Un des éléments qui permette de mesurer la viabilité de ces milliers d’entreprises est le taux de recouvrement des crédits accordés. En 2012, il était de 63% pour l’Ansej et de 69% pour la Cnac. Puis en 2013, il est passé à 65% pour l’Ansej et à 57% pour la Cnac. Ce taux concerne, en réalité, les entreprises créées antérieurement. Les projets financés en 2011 et 2012 entreront en phase de remboursement des crédits entre trois et cinq ans après leur création, donc pas avant 2016 et 2017. Or, plusieurs facteurs peuvent influencer ce taux de recouvrement des crédits.

“Le taux de recouvrement dépend de la rentabilité du projet mais aussi du comportement du porteur de projet. Il se peut que ce dernier ait compris l’action de l’Etat comme faisant partie de la politique générale de redistribution.
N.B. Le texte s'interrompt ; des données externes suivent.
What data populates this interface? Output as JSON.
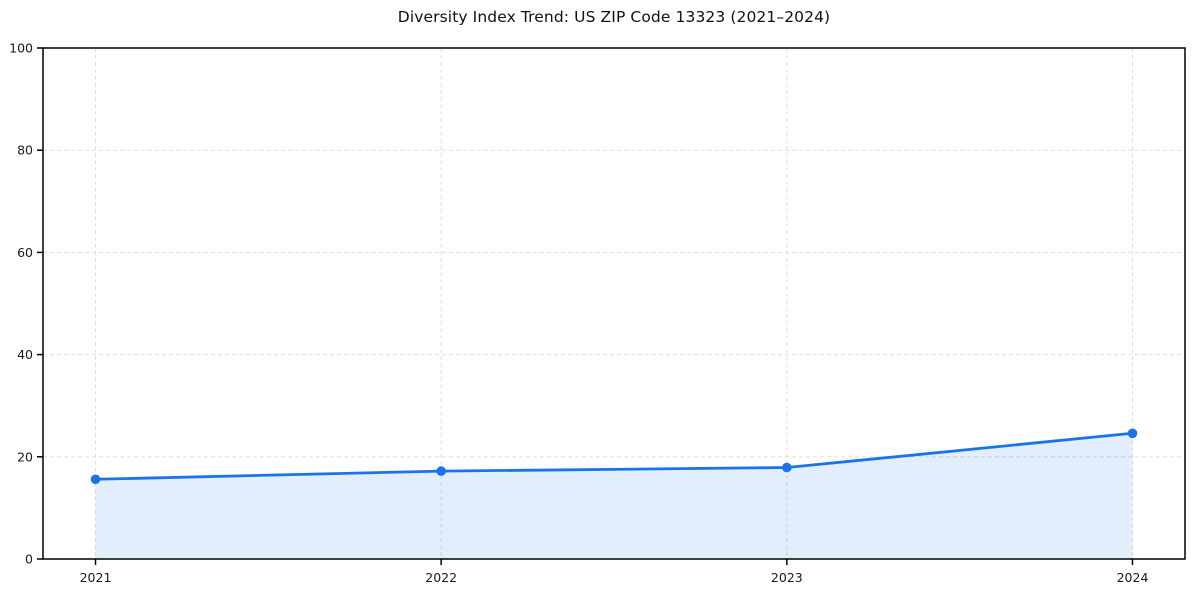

Dans ces conditions, il se positionne comme un ayant droit du système et se comporte par voie de conséquence comme un opportuniste”, estime M. Benabdallah, professeur en économie.  Au total et pour la période allant de 2010 à 2013, l’Ansej et la Cnac ont permis le financement d’entreprises à hauteur de près de 830 milliards de DA.

Beaucoup d’argent injecté pour peu de retombées sur l’économie nationale, encore dominée par les importations. Tout l’argent dépensé grâce aux dispositifs Ansej et Cnac ne fera pas baisser la facture de ces importations puisqu’il n’a pas servi à créer de la richesse, ni à faire baisser le chômage d’ailleurs.

Bien au contraire, ces organismes ne font que créer des milliers d’entreprises de transport, pour acheminer, encore, les tonnes de marchandises étrangères en perspective d’être livrées.